Making fun of the headlines today, so you don’t have to
The news doesn’t need to be complicated and confusing; that’s what any new release from Microsoft is for. And, as in the case with anything from Microsoft, to keep the news from worrying our pretty little heads over, remember something new and equally indecipherable will come out soon.
Really all you need to do is follow one simple rule: barely pay attention and jump to conclusions. So, here are some headlines today and my first thoughts:
White House now has automatic locking system on front doors
For fun, nobody tell Biden.
Officials: Fence jumper made it into East Room of White House
Meaning he got closer to the Oval Office than Mitt Romney.

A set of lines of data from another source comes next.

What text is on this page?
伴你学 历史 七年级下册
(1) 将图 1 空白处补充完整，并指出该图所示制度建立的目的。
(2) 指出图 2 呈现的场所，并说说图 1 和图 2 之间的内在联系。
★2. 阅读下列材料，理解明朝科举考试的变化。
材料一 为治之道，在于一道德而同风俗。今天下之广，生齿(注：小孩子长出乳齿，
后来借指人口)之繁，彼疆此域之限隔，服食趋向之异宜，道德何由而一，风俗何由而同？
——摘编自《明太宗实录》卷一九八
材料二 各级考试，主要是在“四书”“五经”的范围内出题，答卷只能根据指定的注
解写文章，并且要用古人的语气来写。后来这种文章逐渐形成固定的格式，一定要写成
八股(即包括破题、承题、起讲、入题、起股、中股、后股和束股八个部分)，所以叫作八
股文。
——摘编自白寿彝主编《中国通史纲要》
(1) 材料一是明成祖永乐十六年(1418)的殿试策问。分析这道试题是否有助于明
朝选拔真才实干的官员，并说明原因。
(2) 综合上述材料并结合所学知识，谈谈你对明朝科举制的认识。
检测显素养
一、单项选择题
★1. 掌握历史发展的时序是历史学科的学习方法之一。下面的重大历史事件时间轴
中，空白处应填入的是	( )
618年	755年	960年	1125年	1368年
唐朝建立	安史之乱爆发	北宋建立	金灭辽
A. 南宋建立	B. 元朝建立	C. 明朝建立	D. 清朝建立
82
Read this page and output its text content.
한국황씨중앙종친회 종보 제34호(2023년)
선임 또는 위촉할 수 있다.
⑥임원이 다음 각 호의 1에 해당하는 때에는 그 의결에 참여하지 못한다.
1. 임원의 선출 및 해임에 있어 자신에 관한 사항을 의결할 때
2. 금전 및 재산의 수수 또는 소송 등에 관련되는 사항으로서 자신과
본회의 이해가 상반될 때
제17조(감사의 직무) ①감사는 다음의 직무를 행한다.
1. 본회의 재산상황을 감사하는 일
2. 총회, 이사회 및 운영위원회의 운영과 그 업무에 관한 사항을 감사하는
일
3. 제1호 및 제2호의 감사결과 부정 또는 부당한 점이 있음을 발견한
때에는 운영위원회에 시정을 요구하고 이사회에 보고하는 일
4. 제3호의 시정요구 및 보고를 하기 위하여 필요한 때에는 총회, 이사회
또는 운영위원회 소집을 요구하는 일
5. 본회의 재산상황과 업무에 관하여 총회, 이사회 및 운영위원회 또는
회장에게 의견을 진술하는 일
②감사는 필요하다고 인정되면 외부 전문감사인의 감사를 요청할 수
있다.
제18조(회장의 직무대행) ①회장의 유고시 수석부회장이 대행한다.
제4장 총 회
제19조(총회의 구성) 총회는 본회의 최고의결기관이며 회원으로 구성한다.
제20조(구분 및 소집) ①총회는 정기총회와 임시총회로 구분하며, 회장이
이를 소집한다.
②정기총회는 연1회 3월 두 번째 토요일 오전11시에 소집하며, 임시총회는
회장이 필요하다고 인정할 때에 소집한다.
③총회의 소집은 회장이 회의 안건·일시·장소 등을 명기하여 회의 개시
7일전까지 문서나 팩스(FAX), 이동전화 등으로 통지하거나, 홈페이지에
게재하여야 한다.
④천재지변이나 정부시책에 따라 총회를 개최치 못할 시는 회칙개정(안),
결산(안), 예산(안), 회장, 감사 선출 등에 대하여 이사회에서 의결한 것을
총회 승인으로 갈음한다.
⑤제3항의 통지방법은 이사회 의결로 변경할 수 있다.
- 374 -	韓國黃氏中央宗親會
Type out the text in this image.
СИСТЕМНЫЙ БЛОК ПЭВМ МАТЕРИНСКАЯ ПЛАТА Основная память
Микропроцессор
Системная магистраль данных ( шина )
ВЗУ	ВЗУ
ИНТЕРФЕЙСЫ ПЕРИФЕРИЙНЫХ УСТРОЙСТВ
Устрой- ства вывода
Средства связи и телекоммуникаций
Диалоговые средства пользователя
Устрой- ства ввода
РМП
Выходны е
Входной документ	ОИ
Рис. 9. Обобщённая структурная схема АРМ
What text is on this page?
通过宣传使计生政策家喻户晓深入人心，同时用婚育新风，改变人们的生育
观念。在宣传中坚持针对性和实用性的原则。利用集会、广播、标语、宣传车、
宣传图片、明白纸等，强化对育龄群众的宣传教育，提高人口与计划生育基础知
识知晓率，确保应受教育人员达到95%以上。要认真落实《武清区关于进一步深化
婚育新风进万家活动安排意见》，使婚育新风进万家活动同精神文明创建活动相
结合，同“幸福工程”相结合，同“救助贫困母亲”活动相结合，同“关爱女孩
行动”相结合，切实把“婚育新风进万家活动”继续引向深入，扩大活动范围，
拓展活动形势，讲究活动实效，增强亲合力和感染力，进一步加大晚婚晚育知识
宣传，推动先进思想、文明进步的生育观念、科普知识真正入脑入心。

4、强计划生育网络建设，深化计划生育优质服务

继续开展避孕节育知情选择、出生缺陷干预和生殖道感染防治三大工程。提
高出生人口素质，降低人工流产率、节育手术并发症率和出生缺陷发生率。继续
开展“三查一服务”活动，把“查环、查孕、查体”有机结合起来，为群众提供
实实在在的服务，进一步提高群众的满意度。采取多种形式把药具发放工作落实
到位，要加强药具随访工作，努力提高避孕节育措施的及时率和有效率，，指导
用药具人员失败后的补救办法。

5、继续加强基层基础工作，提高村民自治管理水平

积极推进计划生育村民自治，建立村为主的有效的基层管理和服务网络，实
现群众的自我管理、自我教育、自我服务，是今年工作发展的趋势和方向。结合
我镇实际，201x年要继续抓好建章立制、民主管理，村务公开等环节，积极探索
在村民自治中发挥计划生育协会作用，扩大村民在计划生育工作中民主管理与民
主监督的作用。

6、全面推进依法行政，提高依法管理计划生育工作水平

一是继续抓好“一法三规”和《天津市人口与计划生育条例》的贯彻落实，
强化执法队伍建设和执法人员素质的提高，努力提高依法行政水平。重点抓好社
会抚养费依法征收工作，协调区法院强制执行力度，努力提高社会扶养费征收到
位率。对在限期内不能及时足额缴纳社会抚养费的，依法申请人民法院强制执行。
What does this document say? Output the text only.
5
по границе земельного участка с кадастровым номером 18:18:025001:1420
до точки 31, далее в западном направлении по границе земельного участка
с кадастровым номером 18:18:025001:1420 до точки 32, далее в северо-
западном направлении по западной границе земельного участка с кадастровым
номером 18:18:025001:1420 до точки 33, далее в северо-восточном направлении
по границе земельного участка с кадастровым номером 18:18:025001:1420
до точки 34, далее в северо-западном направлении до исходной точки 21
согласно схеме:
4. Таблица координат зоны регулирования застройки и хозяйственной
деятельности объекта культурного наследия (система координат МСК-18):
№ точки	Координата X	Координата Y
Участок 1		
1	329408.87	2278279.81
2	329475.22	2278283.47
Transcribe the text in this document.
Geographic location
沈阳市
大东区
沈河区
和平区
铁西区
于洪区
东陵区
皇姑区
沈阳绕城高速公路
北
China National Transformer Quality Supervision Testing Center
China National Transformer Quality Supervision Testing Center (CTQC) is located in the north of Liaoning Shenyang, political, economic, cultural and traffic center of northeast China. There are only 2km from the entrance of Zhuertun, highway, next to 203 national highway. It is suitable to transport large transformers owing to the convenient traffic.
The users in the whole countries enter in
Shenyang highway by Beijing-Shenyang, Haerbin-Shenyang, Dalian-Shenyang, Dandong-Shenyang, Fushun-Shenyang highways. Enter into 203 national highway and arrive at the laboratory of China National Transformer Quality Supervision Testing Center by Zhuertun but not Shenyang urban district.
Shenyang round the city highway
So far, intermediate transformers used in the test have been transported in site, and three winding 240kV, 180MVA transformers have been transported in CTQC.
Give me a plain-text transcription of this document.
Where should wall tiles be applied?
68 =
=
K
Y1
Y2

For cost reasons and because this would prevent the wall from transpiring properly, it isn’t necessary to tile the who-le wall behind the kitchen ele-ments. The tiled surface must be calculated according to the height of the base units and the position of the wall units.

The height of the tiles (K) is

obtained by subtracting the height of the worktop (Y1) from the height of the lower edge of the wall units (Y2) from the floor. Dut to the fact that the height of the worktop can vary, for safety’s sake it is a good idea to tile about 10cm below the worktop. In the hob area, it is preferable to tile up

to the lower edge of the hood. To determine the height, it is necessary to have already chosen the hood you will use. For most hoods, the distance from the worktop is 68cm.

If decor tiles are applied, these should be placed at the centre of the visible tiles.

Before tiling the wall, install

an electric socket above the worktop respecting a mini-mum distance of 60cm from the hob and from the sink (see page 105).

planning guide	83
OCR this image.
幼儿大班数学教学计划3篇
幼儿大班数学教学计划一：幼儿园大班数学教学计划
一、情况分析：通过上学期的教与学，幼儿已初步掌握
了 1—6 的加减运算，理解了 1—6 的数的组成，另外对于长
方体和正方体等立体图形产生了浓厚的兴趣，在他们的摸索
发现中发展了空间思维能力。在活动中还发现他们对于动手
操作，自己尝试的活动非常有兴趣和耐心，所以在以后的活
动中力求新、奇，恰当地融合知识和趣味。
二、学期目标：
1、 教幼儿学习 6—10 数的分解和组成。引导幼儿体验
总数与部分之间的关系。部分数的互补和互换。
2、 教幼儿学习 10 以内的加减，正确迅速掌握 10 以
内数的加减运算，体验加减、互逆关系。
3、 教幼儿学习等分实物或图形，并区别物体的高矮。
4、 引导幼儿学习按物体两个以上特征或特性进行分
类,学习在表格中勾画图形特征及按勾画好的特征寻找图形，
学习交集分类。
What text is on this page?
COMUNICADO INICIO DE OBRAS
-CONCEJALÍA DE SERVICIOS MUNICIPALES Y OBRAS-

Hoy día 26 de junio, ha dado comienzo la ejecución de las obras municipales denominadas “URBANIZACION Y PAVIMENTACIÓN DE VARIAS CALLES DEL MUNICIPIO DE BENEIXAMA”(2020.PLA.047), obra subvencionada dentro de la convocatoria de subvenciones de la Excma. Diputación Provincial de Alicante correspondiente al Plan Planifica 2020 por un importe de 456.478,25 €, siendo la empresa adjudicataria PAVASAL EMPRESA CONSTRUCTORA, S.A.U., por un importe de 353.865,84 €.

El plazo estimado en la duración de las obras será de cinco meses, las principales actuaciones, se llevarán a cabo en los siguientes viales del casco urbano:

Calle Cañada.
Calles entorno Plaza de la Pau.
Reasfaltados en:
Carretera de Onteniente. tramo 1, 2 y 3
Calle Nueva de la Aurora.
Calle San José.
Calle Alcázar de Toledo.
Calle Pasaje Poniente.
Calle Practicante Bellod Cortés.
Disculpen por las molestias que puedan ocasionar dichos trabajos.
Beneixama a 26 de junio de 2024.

California Governor signs law banning old plastic bags
Luckily, Joan Rivers was buried before the ban took affect.
Michael Phelps arrested for DUI
Apparently, swimming isn’t the only thing he does like a fish.
USA Today: First weekend in 50 years America with no Saturday morning cartoons
Apparently, they haven’t watched FOX News, CNN and MSNBC.
Kim Kardashian shows her famous butt
As opposed to her famous ass… Kanye.
Watch protesters tear down a massive Lenin statue in Ukraine
Calm down Beatle fans, that’s Lenin not Lennon.
Former Haitian Dictator ‘Baby Doc’ dies
Condolences were sent by Baby Sleepy, Baby Dopey, Baby Bashful, Baby Grumpy, Baby Sneezy and Baby Happy.
Brad and Angelina miss Clooney wedding
Sadly, the only people that will babysit that many kids on short notice is Boko Haram.
Jennifer Lopez hit by drunk driver, uploads selfie to express anguish
Thank god for her rear bumpers.
Clintons “so happy” about granddaughter Charlotte
With a name like ‘Charlotte’ looks like they think North Carolina’s in play in 2016.
FOX News applauds W. for his handling of Iraq
Good thing Jeffrey Dahmer’s dead, or they’d be praising his use of paprika.